The group receiving rescue albuterol alone had the most severe exacerbations (10 out of 17 total), and the most nocturnal awakenings. The three other groups had similar numbers of exacerbations and all with similar improvements in lung function. The group receiving standard care with twice daily beclomethasone used less rescue medications, but all groups except the albuterol alone had improved numbers of symptom-free days and nights. The cumulative inhaled total over the 6 month study for beclomethasone was 19 mg for the symptom-driven combination group, compared to 77 mg for the twice daily groups.
This article supports less frequent use of inhaled steroids for mild persistent asthma, either as-needed or once daily in combination with inhaled albuterol.

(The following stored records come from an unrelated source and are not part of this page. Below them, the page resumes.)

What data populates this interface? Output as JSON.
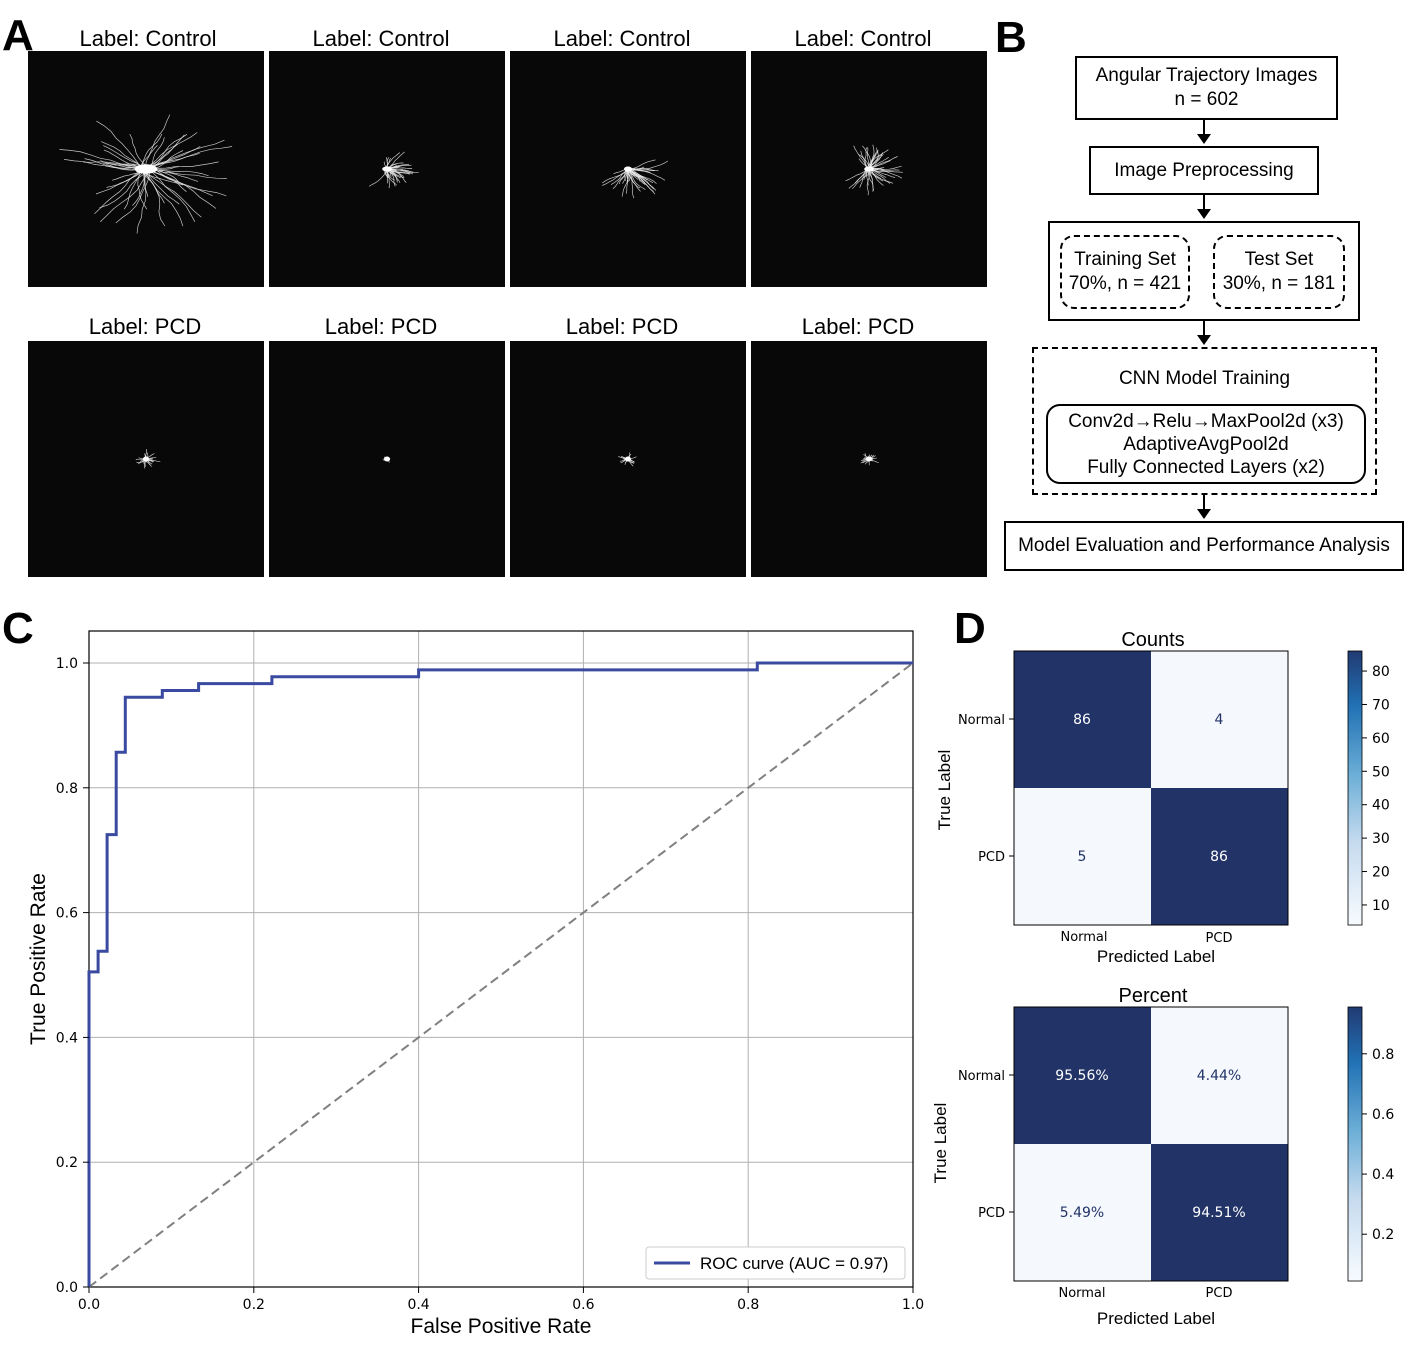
{
  "panels": {
    "a": "A",
    "b": "B",
    "c": "C",
    "d": "D"
  },
  "panel_a": {
    "titles": [
      "Label: Control",
      "Label: Control",
      "Label: Control",
      "Label: Control",
      "Label: PCD",
      "Label: PCD",
      "Label: PCD",
      "Label: PCD"
    ]
  },
  "flowchart": {
    "box1": {
      "line1": "Angular Trajectory Images",
      "line2": "n = 602"
    },
    "box2": {
      "line1": "Image Preprocessing"
    },
    "training": {
      "line1": "Training Set",
      "line2": "70%, n = 421"
    },
    "test": {
      "line1": "Test Set",
      "line2": "30%, n = 181"
    },
    "cnn": {
      "title": "CNN Model Training",
      "line1": "Conv2d→Relu→MaxPool2d (x3)",
      "line2": "AdaptiveAvgPool2d",
      "line3": "Fully Connected Layers (x2)"
    },
    "eval": {
      "line1": "Model Evaluation and Performance Analysis"
    }
  },
  "roc": {
    "legend": "ROC curve (AUC = 0.97)",
    "xticks": [
      "0.0",
      "0.2",
      "0.4",
      "0.6",
      "0.8",
      "1.0"
    ],
    "yticks": [
      "0.0",
      "0.2",
      "0.4",
      "0.6",
      "0.8",
      "1.0"
    ],
    "curve_color": "#3a4aa0"
  },
  "cm_counts": {
    "title": "Counts",
    "cells": [
      "86",
      "4",
      "5",
      "86"
    ],
    "row_labels": [
      "Normal",
      "PCD"
    ],
    "col_labels": [
      "Normal",
      "PCD"
    ],
    "xlabel": "Predicted Label",
    "ylabel": "True Label",
    "cbar_ticks": [
      "80",
      "70",
      "60",
      "50",
      "40",
      "30",
      "20",
      "10"
    ]
  },
  "cm_percent": {
    "title": "Percent",
    "cells": [
      "95.56%",
      "4.44%",
      "5.49%",
      "94.51%"
    ],
    "row_labels": [
      "Normal",
      "PCD"
    ],
    "col_labels": [
      "Normal",
      "PCD"
    ],
    "xlabel": "Predicted Label",
    "ylabel": "True Label",
    "cbar_ticks": [
      "0.8",
      "0.6",
      "0.4",
      "0.2"
    ]
  },
  "chart_data": [
    {
      "type": "line",
      "title": "",
      "xlabel": "False Positive Rate",
      "ylabel": "True Positive Rate",
      "xlim": [
        0,
        1
      ],
      "ylim": [
        0,
        1
      ],
      "grid": true,
      "legend_position": "lower-right",
      "series": [
        {
          "name": "ROC curve (AUC = 0.97)",
          "x": [
            0,
            0,
            0.011,
            0.011,
            0.022,
            0.022,
            0.033,
            0.033,
            0.044,
            0.044,
            0.089,
            0.089,
            0.133,
            0.133,
            0.222,
            0.222,
            0.4,
            0.4,
            0.811,
            0.811,
            1.0
          ],
          "y": [
            0,
            0.505,
            0.505,
            0.538,
            0.538,
            0.725,
            0.725,
            0.857,
            0.857,
            0.945,
            0.945,
            0.956,
            0.956,
            0.967,
            0.967,
            0.978,
            0.978,
            0.989,
            0.989,
            1.0,
            1.0
          ]
        },
        {
          "name": "chance",
          "x": [
            0,
            1
          ],
          "y": [
            0,
            1
          ]
        }
      ]
    },
    {
      "type": "heatmap",
      "title": "Counts",
      "rows": [
        "Normal",
        "PCD"
      ],
      "cols": [
        "Normal",
        "PCD"
      ],
      "values": [
        [
          86,
          4
        ],
        [
          5,
          86
        ]
      ],
      "xlabel": "Predicted Label",
      "ylabel": "True Label",
      "vrange": [
        4,
        86
      ]
    },
    {
      "type": "heatmap",
      "title": "Percent",
      "rows": [
        "Normal",
        "PCD"
      ],
      "cols": [
        "Normal",
        "PCD"
      ],
      "values": [
        [
          0.9556,
          0.0444
        ],
        [
          0.0549,
          0.9451
        ]
      ],
      "xlabel": "Predicted Label",
      "ylabel": "True Label",
      "vrange": [
        0.0444,
        0.9556
      ]
    }
  ]
}
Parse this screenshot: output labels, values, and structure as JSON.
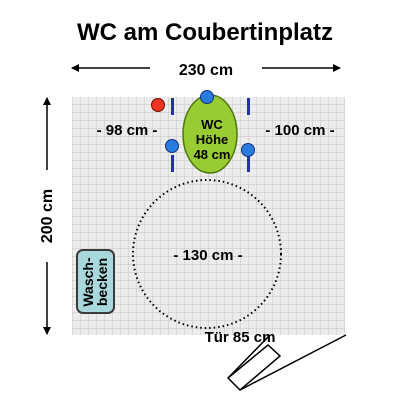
{
  "title": "WC am Coubertinplatz",
  "dimensions": {
    "width_label": "230 cm",
    "height_label": "200 cm",
    "left_clearance_label": "- 98 cm -",
    "right_clearance_label": "- 100 cm -",
    "turning_circle_label": "- 130 cm -",
    "door_label": "Tür 85 cm"
  },
  "wc": {
    "line1": "WC",
    "line2": "Höhe",
    "line3": "48 cm"
  },
  "sink": {
    "line1": "Wasch-",
    "line2": "becken"
  },
  "colors": {
    "wc_fill": "#99cc33",
    "wc_stroke": "#4e7a12",
    "sink_fill": "#a8d8dc",
    "sink_stroke": "#3a3a3a",
    "grab_bar": "#2233aa",
    "button_blue": "#2a7be0",
    "button_red": "#ee3322",
    "floor_grid": "#c4c4c4",
    "floor_bg": "#ececec"
  }
}
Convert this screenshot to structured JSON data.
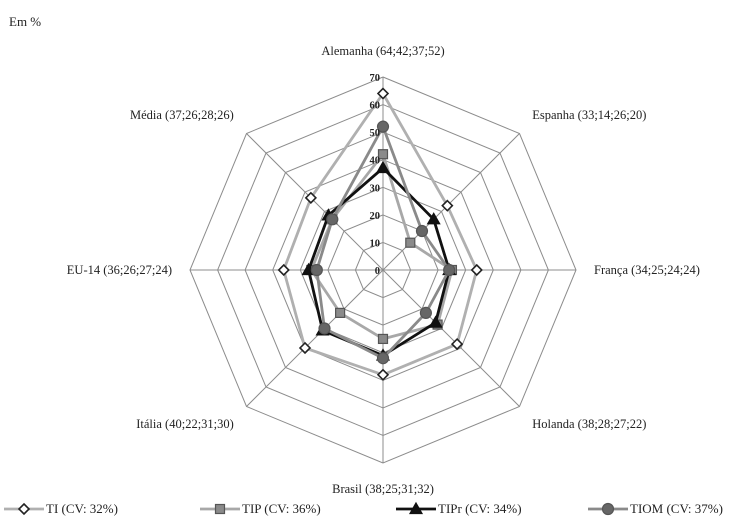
{
  "unit_label": "Em %",
  "chart_data": {
    "type": "radar",
    "axes": [
      "Alemanha (64;42;37;52)",
      "Espanha (33;14;26;20)",
      "França (34;25;24;24)",
      "Holanda (38;28;27;22)",
      "Brasil (38;25;31;32)",
      "Itália (40;22;31;30)",
      "EU-14 (36;26;27;24)",
      "Média (37;26;28;26)"
    ],
    "r_range": [
      0,
      70
    ],
    "r_ticks": [
      "0",
      "10",
      "20",
      "30",
      "40",
      "50",
      "60",
      "70"
    ],
    "grid": true,
    "legend_position": "bottom",
    "series": [
      {
        "name": "TI (CV: 32%)",
        "values": [
          64,
          33,
          34,
          38,
          38,
          40,
          36,
          37
        ],
        "color": "#b0b0b0",
        "marker": "diamond",
        "marker_fill": "#ffffff",
        "marker_stroke": "#222222"
      },
      {
        "name": "TIP (CV: 36%)",
        "values": [
          42,
          14,
          25,
          28,
          25,
          22,
          26,
          26
        ],
        "color": "#a8a8a8",
        "marker": "square",
        "marker_fill": "#8a8a8a",
        "marker_stroke": "#555555"
      },
      {
        "name": "TIPr (CV: 34%)",
        "values": [
          37,
          26,
          24,
          27,
          31,
          31,
          27,
          28
        ],
        "color": "#111111",
        "marker": "triangle",
        "marker_fill": "#111111",
        "marker_stroke": "#111111"
      },
      {
        "name": "TIOM (CV: 37%)",
        "values": [
          52,
          20,
          24,
          22,
          32,
          30,
          24,
          26
        ],
        "color": "#8a8a8a",
        "marker": "circle",
        "marker_fill": "#666666",
        "marker_stroke": "#555555"
      }
    ]
  }
}
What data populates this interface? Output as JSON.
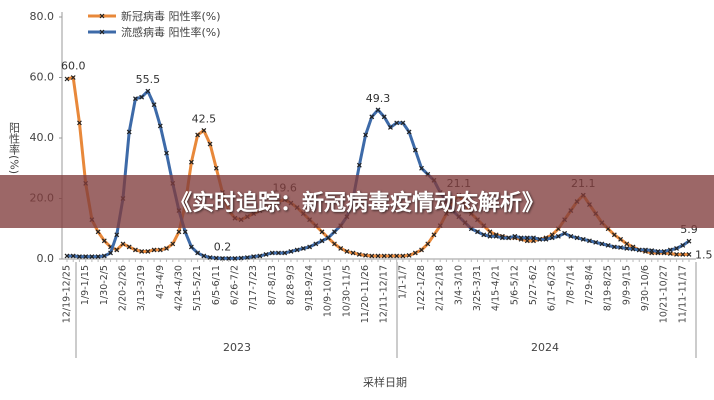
{
  "chart_data": {
    "type": "line",
    "banner": "《实时追踪：新冠病毒疫情动态解析》",
    "y_label": "阳性率(%)",
    "x_label": "采样日期",
    "year_groups": [
      "2023",
      "2024"
    ],
    "ylim": [
      0,
      80
    ],
    "yticks": [
      {
        "value": 0,
        "label": "0.0"
      },
      {
        "value": 20,
        "label": "20.0"
      },
      {
        "value": 40,
        "label": "40.0"
      },
      {
        "value": 60,
        "label": "60.0"
      },
      {
        "value": 80,
        "label": "80.0"
      }
    ],
    "categories": [
      "12/19-12/25",
      null,
      null,
      "1/9-1/15",
      null,
      null,
      "1/30-2/5",
      null,
      null,
      "2/20-2/26",
      null,
      null,
      "3/13-3/19",
      null,
      null,
      "4/3-4/9",
      null,
      null,
      "4/24-4/30",
      null,
      null,
      "5/15-5/21",
      null,
      null,
      "6/5-6/11",
      null,
      null,
      "6/26-7/2",
      null,
      null,
      "7/17-7/23",
      null,
      null,
      "8/7-8/13",
      null,
      null,
      "8/28-9/3",
      null,
      null,
      "9/18-9/24",
      null,
      null,
      "10/9-10/15",
      null,
      null,
      "10/30-11/5",
      null,
      null,
      "11/20-11/26",
      null,
      null,
      "12/11-12/17",
      null,
      null,
      "1/1-1/7",
      null,
      null,
      "1/22-1/28",
      null,
      null,
      "2/12-2/18",
      null,
      null,
      "3/4-3/10",
      null,
      null,
      "3/25-3/31",
      null,
      null,
      "4/15-4/21",
      null,
      null,
      "5/6-5/12",
      null,
      null,
      "5/27-6/2",
      null,
      null,
      "6/17-6/23",
      null,
      null,
      "7/8-7/14",
      null,
      null,
      "7/29-8/4",
      null,
      null,
      "8/19-8/25",
      null,
      null,
      "9/9-9/15",
      null,
      null,
      "9/30-10/6",
      null,
      null,
      "10/21-10/27",
      null,
      null,
      "11/11-11/17",
      null
    ],
    "series": [
      {
        "name": "新冠病毒 阳性率(%)",
        "color": "#e8883a",
        "values": [
          59.5,
          60.0,
          45,
          25,
          13,
          9,
          6,
          4,
          3,
          5,
          4,
          3,
          2.5,
          2.5,
          3,
          3,
          3.5,
          5,
          9,
          18,
          32,
          41,
          42.5,
          38,
          30,
          22,
          16,
          13.5,
          13,
          14,
          15,
          16,
          17,
          18,
          19,
          19.6,
          18.5,
          17,
          15,
          13,
          11,
          9,
          7,
          5,
          3.5,
          2.5,
          2,
          1.5,
          1.2,
          1,
          1,
          1,
          1,
          1,
          1,
          1.2,
          2,
          3,
          5,
          8,
          11,
          15,
          19,
          21.1,
          18,
          15,
          13,
          11,
          9,
          8,
          7.5,
          7,
          7,
          6.5,
          6,
          6,
          6.5,
          7,
          8,
          10,
          13,
          16,
          19,
          21.1,
          18,
          15,
          12,
          10,
          8,
          6.5,
          5,
          4,
          3,
          2.5,
          2,
          2,
          2,
          1.8,
          1.5,
          1.5,
          1.5
        ],
        "value_labels": [
          null,
          "60.0",
          null,
          null,
          null,
          null,
          null,
          null,
          null,
          null,
          null,
          null,
          null,
          null,
          null,
          null,
          null,
          null,
          null,
          null,
          null,
          null,
          "42.5",
          null,
          null,
          null,
          null,
          null,
          null,
          null,
          null,
          null,
          null,
          null,
          null,
          "19.6",
          null,
          null,
          null,
          null,
          null,
          null,
          null,
          null,
          null,
          null,
          null,
          null,
          null,
          null,
          null,
          null,
          null,
          null,
          null,
          null,
          null,
          null,
          null,
          null,
          null,
          null,
          null,
          "21.1",
          null,
          null,
          null,
          null,
          null,
          null,
          null,
          null,
          null,
          null,
          null,
          null,
          null,
          null,
          null,
          null,
          null,
          null,
          null,
          "21.1",
          null,
          null,
          null,
          null,
          null,
          null,
          null,
          null,
          null,
          null,
          null,
          null,
          null,
          null,
          null,
          null,
          "1.5"
        ]
      },
      {
        "name": "流感病毒 阳性率(%)",
        "color": "#3d6aa8",
        "values": [
          1,
          1,
          0.8,
          0.8,
          0.8,
          0.8,
          1,
          2,
          8,
          20,
          42,
          53,
          53.5,
          55.5,
          51,
          44,
          35,
          25,
          16,
          9,
          4,
          2,
          1,
          0.5,
          0.3,
          0.2,
          0.2,
          0.2,
          0.3,
          0.5,
          0.8,
          1,
          1.5,
          2,
          2,
          2,
          2.5,
          3,
          3.5,
          4,
          5,
          6,
          7,
          9,
          11,
          14,
          20,
          31,
          41,
          47,
          49.3,
          47,
          43.5,
          45,
          45,
          42,
          36,
          30,
          28,
          26,
          22,
          19,
          16,
          14,
          12,
          10,
          9,
          8,
          7.5,
          7.5,
          7,
          7,
          7.5,
          7,
          7,
          7,
          6.5,
          6.5,
          7,
          7.5,
          8.5,
          7.5,
          7,
          6.5,
          6,
          5.5,
          5,
          4.5,
          4,
          3.8,
          3.5,
          3.3,
          3,
          3,
          2.8,
          2.5,
          2.5,
          3,
          3.5,
          4.5,
          5.9
        ],
        "value_labels": [
          null,
          null,
          null,
          null,
          null,
          null,
          null,
          null,
          null,
          null,
          null,
          null,
          null,
          "55.5",
          null,
          null,
          null,
          null,
          null,
          null,
          null,
          null,
          null,
          null,
          null,
          "0.2",
          null,
          null,
          null,
          null,
          null,
          null,
          null,
          null,
          null,
          null,
          null,
          null,
          null,
          null,
          null,
          null,
          null,
          null,
          null,
          null,
          null,
          null,
          null,
          null,
          "49.3",
          null,
          null,
          null,
          null,
          null,
          null,
          null,
          null,
          null,
          null,
          null,
          null,
          null,
          null,
          null,
          null,
          null,
          null,
          null,
          null,
          null,
          null,
          null,
          null,
          null,
          null,
          null,
          null,
          null,
          null,
          null,
          null,
          null,
          null,
          null,
          null,
          null,
          null,
          null,
          null,
          null,
          null,
          null,
          null,
          null,
          null,
          null,
          null,
          null,
          "5.9"
        ]
      }
    ]
  }
}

The authors state that acute asthma is a combination of bronchoconstriction and airway inflammation, and they used a higher inhaled beclomethasone dose at 250 micrograms for more immediate effect than the commercially available twice-daily inhaler at 40 or 80 micrograms. Smaller doses may also be effective, but this has not been studied, nor has the long-term effects on the course of the disease.
It was published alongside a similar study from the American Lung Association1, which also gave support for reducing medication use in controlled mild persistent asthma. The Lung Association study used inhaled fluticasone 100 micrograms instead of beclomethasone, and showed feasible options for substitution with once daily inhaled fluticasone combined with the long-acting beta2 agonist salmeterol 50 micrograms, or with a daily oral leukotriene-receptor antagonist using inhaled albuterol only for rescue. The latter option avoids steroids altogether but results in less asthma control (30% less control compared to 20%), but did give 79% symptom-free days compared to 83-86% for the other options.
All of these alternatives for step-down therapy reduce the cumulative amount of inhaled corticosteroids, which in large amounts has been suggested to increase the rate of fracture after 25 years along with other complications.2 The benefits of inhaled steroids used as-needed have been shown to be feasible in a previous study of budesonide,3 challenging past assumptions that steroids needed to be given regularly for maximal benefit. All of this evidence suggests that an individualized approach to minimize medications for mild persistent asthma will result in smaller doses with acceptable asthma control.
1. The American Lung Association Asthma Clinical Research Centers. Randomized comparison of strategies for reducing treatment in mild persistent asthma. N Engl J Med. 2007;356:2027-2039.
2. Israel E, et al. N Engl J Med. 2001;345:941-947.
3. Boushey HA, et al. N Engl J Med. 2005;352:1519-1528.